Ambitions to create a genuinely multilingual Internet are being frustrated by technical gridlocks and the solid dominance of Latin script and the English language. Internet domains offering content in local languages and scripts need to be more user friendly if they are to challenge English’s overwhelming domination of the online world, says a report to be presented on February 26 during a conference at UNESCO’s Paris Headquarters. Prepared jointly by UNESCO and EURid, the European registry of Internet Domain Names, it calls on governments and other Internet stakeholders to step up their efforts to remove current obstacles to more languages going online.
There is no reliable count of web pages in English but among users, 27% adopt English and 24% Chinese.

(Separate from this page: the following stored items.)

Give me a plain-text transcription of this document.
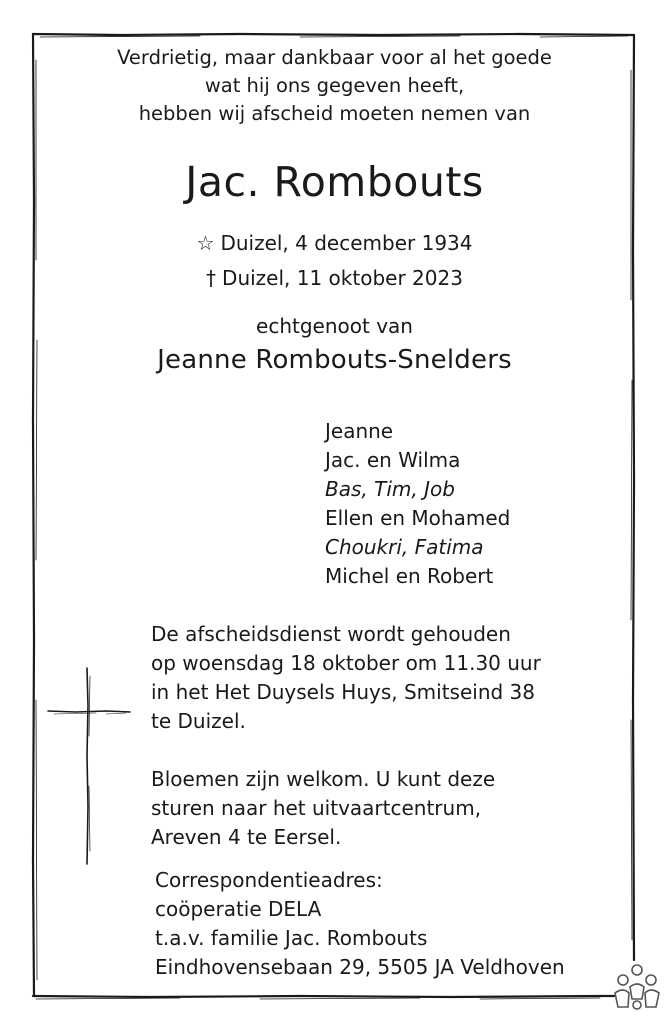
Verdrietig, maar dankbaar voor al het goede
wat hij ons gegeven heeft,
hebben wij afscheid moeten nemen van
Jac. Rombouts
☆ Duizel, 4 december 1934
† Duizel, 11 oktober 2023
echtgenoot van
Jeanne Rombouts-Snelders
Jeanne
Jac. en Wilma
Bas, Tim, Job
Ellen en Mohamed
Choukri, Fatima
Michel en Robert
De afscheidsdienst wordt gehouden
op woensdag 18 oktober om 11.30 uur
in het Het Duysels Huys, Smitseind 38
te Duizel.
Bloemen zijn welkom. U kunt deze
sturen naar het uitvaartcentrum,
Areven 4 te Eersel.
Correspondentieadres:
coöperatie DELA
t.a.v. familie Jac. Rombouts
Eindhovensebaan 29, 5505 JA Veldhoven
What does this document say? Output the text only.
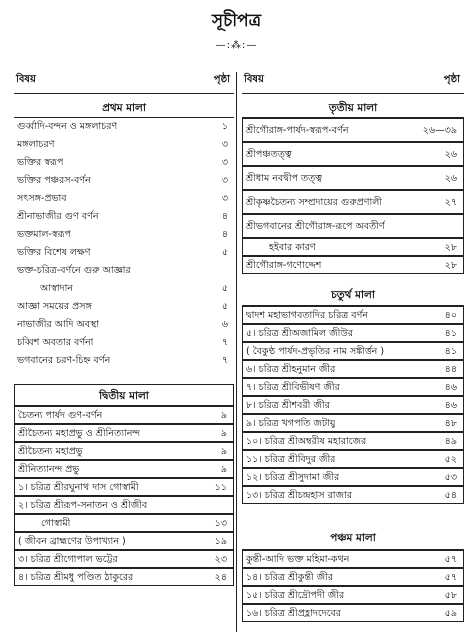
সূচীপত্র
—:⁂:—
বিষয়	পৃষ্ঠা
প্রথম মালা
গুর্ব্বাদি-বন্দন ও মঙ্গলাচরণ	১
মঙ্গলাচরণ	৩
ভক্তির স্বরূপ	৩
ভক্তির পঞ্চরস-বর্ণন	৩
সৎসঙ্গ-প্রভাব	৩
শ্রীনাভাজীর গুণ বর্ণন	৪
ভক্তমাল-স্বরূপ	৪
ভক্তির বিশেষ লক্ষণ	৫
ভক্ত-চরিত্র-বর্ণনে গুরু আজ্ঞার
আস্বাদান	৫
আজ্ঞা সময়ের প্রসঙ্গ	৫
নাভাজীর আদি অবস্থা	৬
চব্বিশ অবতার বর্ণনা	৭
ভগবানের চরণ-চিহ্ন বর্ণন	৭
দ্বিতীয় মালা
চৈতন্য পার্ষদ গুণ-বর্ণন	৯
শ্রীচৈতন্য মহাপ্রভু ও শ্রীনিত্যানন্দ	৯
শ্রীচৈতন্য মহাপ্রভু	৯
শ্রীনিত্যানন্দ প্রভু	৯
১। চরিত্র শ্রীরঘুনাথ দাস গোস্বামী	১১
২। চরিত্র শ্রীরূপ-সনাতন ও শ্রীজীব
গোস্বামী	১৩
( জীবন ব্রাহ্মণের উপাখ্যান )	১৯
৩। চরিত্র শ্রীগোপাল ভট্টের	২৩
৪। চরিত্র শ্রীমধু পণ্ডিত ঠাকুরের	২৪
বিষয়	পৃষ্ঠা
তৃতীয় মালা
শ্রীগৌরাঙ্গ-পার্ষদ-স্বরূপ-বর্ণন	২৬—৩৯
শ্রীপঞ্চতত্ত্ব	২৬
শ্রীধাম নবদ্বীপ তত্ত্ব	২৬
শ্রীকৃষ্ণচৈতন্য সম্প্রদায়ের গুরুপ্রণালী	২৭
শ্রীভগবানের শ্রীগৌরাঙ্গ-রূপে অবতীর্ণ
হইবার কারণ	২৮
শ্রীগৌরাঙ্গ-গণোদ্দেশ	২৮
চতুর্থ মালা
দ্বাদশ মহাভাগবতাদির চরিত্র বর্ণন	৪০
৫। চরিত্র শ্রীঅজামিল জীউর	৪১
( বৈকুণ্ঠ পার্ষদ-প্রভৃতির নাম সঙ্কীর্ত্তন )	৪১
৬। চরিত্র শ্রীহনুমান জীর	৪৪
৭। চরিত্র শ্রীবিভীষণ জীর	৪৬
৮। চরিত্র শ্রীশবরী জীর	৪৬
৯। চরিত্র খগপতি জটায়ু	৪৮
১০। চরিত্র শ্রীঅম্বরীষ মহারাজের	৪৯
১১। চরিত্র শ্রীবিদুর জীর	৫২
১২। চরিত্র শ্রীসুদামা জীর	৫৩
১৩। চরিত্র শ্রীচন্দ্রহাস রাজার	৫৪
পঞ্চম মালা
কুন্তী-আদি ভক্ত মহিমা-কথন	৫৭
১৪। চরিত্র শ্রীকুন্তী জীর	৫৭
১৫। চরিত্র শ্রীদ্রৌপদী জীর	৫৮
১৬। চরিত্র শ্রীপ্রহ্লাদদেবের	৫৯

An estimated 56% of web sites are in English.
English was entrenched as the founding language of the Internet by the Domain Names System (DNS) which accommodates hundreds of millions of web addresses around the globe. DNS was launched on the basis of the American Standard Code for Information Interchange which favours Latin script by only allowing the characters a-z, the numbers 0-9 and the hyphen.
With an eye on breaking out of this linguistic ghetto, technical standards were developed for Internationalised Domain Name (IDNs), allowing domain names to be written in non-Latin scripts such as Chinese, Arabic, Cyrillic or Hangul, the Korean alphabet. Countries where IDNs are taking off are the Russian Federation, the Republic of Korea and China.
The Report criticises most of the 19 country code IDNs currently operating for failing to capture the public imagination. IDNs are not user friendly and do not work well for emails or even Facebook accounts, says the report.
EURid-UNESCO conclusions urge policy makers to regard the promotion and deployment of IDNs as a key component of digital literacy.